The FCC scrapped the meeting late last Friday, announcing Martin's decision in a brief e-mail to reporters. The other four FCC members didn't release statements.

Martin, who also wanted the agency to vote on rules that would create a free wireless Internet access service nationally, came under intense pressure last week from cable programmers and some key Capitol Hill lawmakers to abandon his attempt to expand the FCC's role in policing the TV programming-acquisition market.

Last Friday, Martin faced his strongest push-back from the two Capitol Hill Democrats who will be running the commerce committees in the House and Senate next year, Sen. Jay Rockefeller (D-W.Va.) and Rep. Henry Waxman (D-Ca.).

In a joint letter, the lawmakers effectively told Martin to give up on optional cable regulation and instead focus on TV stations’ mandatory transition to digital transmission on Feb. 17, 2009.

"We received the letter from Senator Rockefeller and Congressman Waxman today and spoke with other offices. In light of the letter, it does not appear that there is consensus to move forward and the agenda meeting has been canceled. The items will remain on circulation and the Commissioners can still vote on them," FCC spokesman Robert Kenny said.

Martin’s plan would have barred any cable network from demanding access to a specific programming tier or to a certain percentage of subscribers. TV stations that insisted on compensation could not demand access to all cable subscribers. Contracts in conflict with the FCC's policy were void.

At bottom, Martin would have empowered cable operators unilaterally to decide nearly all pricing and packaging options for consumers.

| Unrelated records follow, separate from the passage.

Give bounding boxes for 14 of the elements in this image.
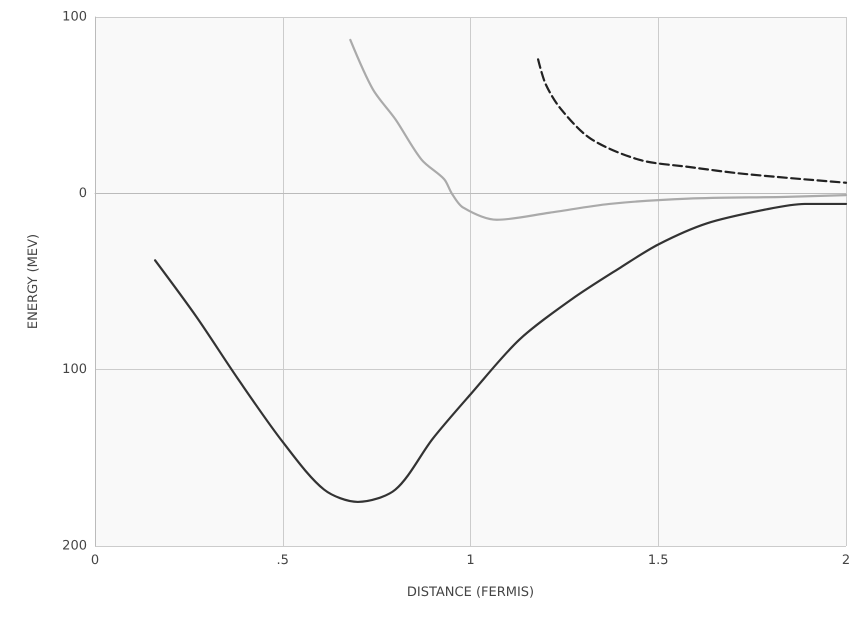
x-tick-label: .5 xyxy=(276,553,289,568)
x-axis-title: DISTANCE (FERMIS) xyxy=(406,585,534,600)
y-tick-label: 200 xyxy=(62,538,87,554)
x-tick-label: 2 xyxy=(842,553,850,568)
y-tick-label: 0 xyxy=(78,186,87,201)
x-tick-label: 0 xyxy=(90,553,100,568)
y-axis-title: ENERGY (MEV) xyxy=(26,234,41,330)
line-series xyxy=(536,58,848,184)
x-tick-label: 1.5 xyxy=(648,553,669,568)
line-series xyxy=(154,202,848,504)
y-tick-label: 100 xyxy=(62,362,87,378)
x-tick-label: 1 xyxy=(466,553,475,568)
y-tick-label: 100 xyxy=(62,10,87,24)
line-series xyxy=(349,38,848,221)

Martin believed that would have reduced pressure on cable operators to raise their rates each year because they could break up expanded basic into smaller units, but nothing in Martin’s plan would actually require MSOs to do that.

Martin’s chief defender among media corporations was Cablevision Systems, the Bethpage, N.Y. cable operator, which had been encouraging him to crack down on cable networks that refused to be marketed in specialty tiers or on an a la carte basis.